There were no serious side effects, but the researchers did find one surprising result: Lower doses of MDMA were less helpful than not being given the drug.
“What we think might be happening there is it could be bringing up emotions or memories in people with PTSD without giving them the additional resources to deal with it in a productive way in therapy,” Burge says.
The FDA last month approved a study testing psilocybin to treat depression. British company COMPASS Pathways plans to begin the phase II trial immediately.
“Depression is the leading cause of ill-health and disability worldwide, and treatment-resistant depression affects more than 100 million people,” George Goldsmith, chairman of COMPASS Pathways, says in a statement. “It is a huge unmet need, and the trial will teach us more about how this new approach might address it."
Meanwhile, researchers at Johns Hopkins University have been studying the use of psilocybin to help people quit smoking. In follow-up interviews, 15 participants reported “a number of persisting positive effects beyond smoking cessation,” says Matthew Johnson, PhD, associate professor of psychiatry at Johns Hopkins.
“We found generally people claimed vivid insights into their self-identity in psilocybin sessions -- insights into the reasons they smoked,” he says. For most participants, withdrawal symptoms “really took a back seat to their fascination with their unfolding contemplation of these psychedelic sessions.

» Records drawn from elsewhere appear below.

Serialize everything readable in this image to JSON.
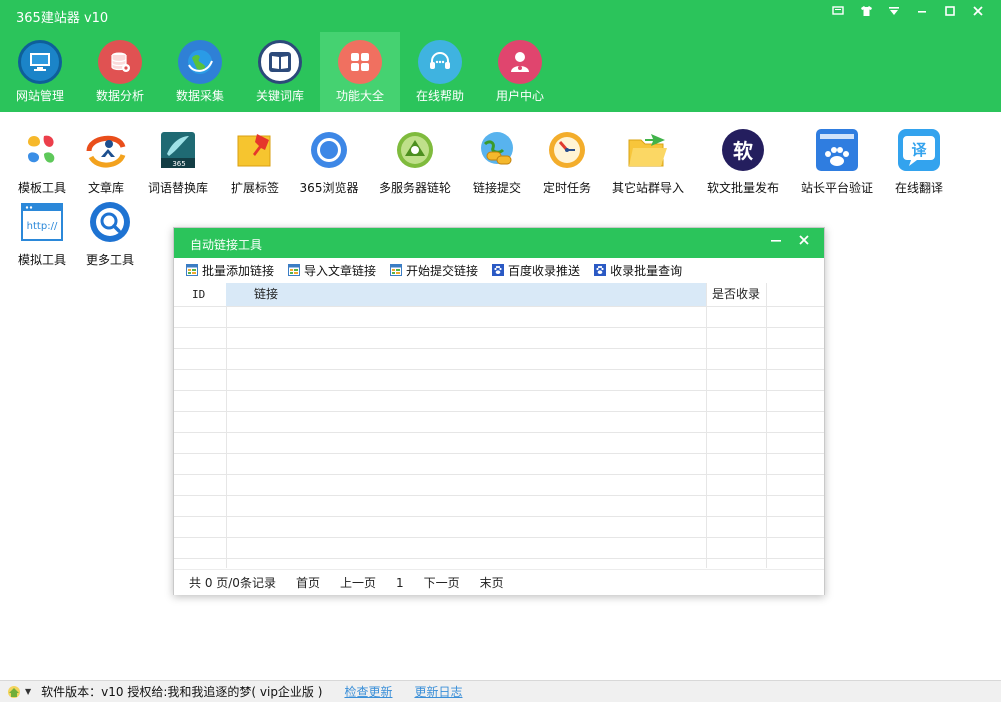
{
  "app": {
    "title": "365建站器 v10"
  },
  "window_controls": {
    "message": "▣",
    "skin": "👕",
    "menu": "▼",
    "minimize": "—",
    "maximize": "□",
    "close": "✕"
  },
  "nav": [
    {
      "label": "网站管理",
      "icon": "monitor-icon",
      "color": "#1b84c8"
    },
    {
      "label": "数据分析",
      "icon": "database-icon",
      "color": "#e05252"
    },
    {
      "label": "数据采集",
      "icon": "globe-icon",
      "color": "#2f80d6"
    },
    {
      "label": "关键词库",
      "icon": "book-icon",
      "color": "#2c4a7a"
    },
    {
      "label": "功能大全",
      "icon": "grid-icon",
      "color": "#f07060",
      "active": true
    },
    {
      "label": "在线帮助",
      "icon": "headset-icon",
      "color": "#3fb3e0"
    },
    {
      "label": "用户中心",
      "icon": "user-icon",
      "color": "#e0456e"
    }
  ],
  "tools": [
    {
      "label": "模板工具",
      "icon": "template-icon"
    },
    {
      "label": "文章库",
      "icon": "article-icon"
    },
    {
      "label": "词语替换库",
      "icon": "replace-icon"
    },
    {
      "label": "扩展标签",
      "icon": "tag-icon"
    },
    {
      "label": "365浏览器",
      "icon": "browser-icon"
    },
    {
      "label": "多服务器链轮",
      "icon": "server-icon"
    },
    {
      "label": "链接提交",
      "icon": "link-submit-icon"
    },
    {
      "label": "定时任务",
      "icon": "timer-icon"
    },
    {
      "label": "其它站群导入",
      "icon": "folder-icon"
    },
    {
      "label": "软文批量发布",
      "icon": "soft-article-icon",
      "glyph": "软"
    },
    {
      "label": "站长平台验证",
      "icon": "baidu-platform-icon"
    },
    {
      "label": "在线翻译",
      "icon": "translate-icon",
      "glyph": "译"
    },
    {
      "label": "模拟工具",
      "icon": "http-icon",
      "glyph": "http://"
    },
    {
      "label": "更多工具",
      "icon": "more-tools-icon"
    }
  ],
  "dialog": {
    "title": "自动链接工具",
    "minimize": "—",
    "close": "✕",
    "toolbar": [
      {
        "label": "批量添加链接",
        "icon": "table-icon"
      },
      {
        "label": "导入文章链接",
        "icon": "table-icon"
      },
      {
        "label": "开始提交链接",
        "icon": "table-icon"
      },
      {
        "label": "百度收录推送",
        "icon": "paw-icon"
      },
      {
        "label": "收录批量查询",
        "icon": "paw-icon"
      }
    ],
    "columns": {
      "id": "ID",
      "link": "链接",
      "indexed": "是否收录"
    },
    "pager": {
      "summary": "共 0 页/0条记录",
      "first": "首页",
      "prev": "上一页",
      "current": "1",
      "next": "下一页",
      "last": "末页"
    }
  },
  "statusbar": {
    "version_text": "软件版本：v10  授权给:我和我追逐的梦( vip企业版 )",
    "check_update": "检查更新",
    "changelog": "更新日志"
  }
}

“I had one pilot participant who said, ‘It’s kind of like I’m in The Matrix and everything’s in slow motion. Here’s a craving that’s coming … instead of that sort of automatic response where my hand goes into my pocket, grabbing a cigarette and it ends up in my mouth, it’s more of a slow, deliberative mindful response.’”
Other participants described increased appreciation or a re-emergence of interest in music and art or poetry.
Earlier research by Johnson and others at Johns Hopkins found psilocybin can produce “clinically significant” improvements in depression and anxiety in patients with life-threatening cancer. The drug may be able to provide hope where conventional antidepressant drugs have had little effect, he says.
But though imaging technology has given researchers the ability to view your brain on drugs, how psychedelic drugs work is still something of a mystery, Burge says.
“Even with MDMA, we have some strong theories about how it might be working to reduce PTSD symptoms in the long run, but we don’t know exactly why,” he says.
More brain-imaging studies might help to determine the mechanism of action of these drugs, Burge says, but they’re not needed to get federal approval of a treatment. The FDA only wants to know whether a drug is effective and that the benefits outweigh the risks.
Krystal, who also leads the clinical neuroscience division at the National Center for PTSD at the Department of Veterans Affairs, has warned that the lack of effective drugs to treat posttraumatic stress disorder is a “crisis.” Recent advances in neuroscience may provide a way to reopen the door for psychedelics or drugs like ketamine, which is also being tested as a treatment for depression, but he says that door should be pushed open cautiously.
“I think the central question at the moment is to determine exactly how much of the excitement over the potential therapeutic value of hallucinogenic drugs is hype and how much of it is real benefit,” Krystal says. “I’m afraid our current research base is so shallow that we have to approach these drugs in a very cautious and exploratory manner.”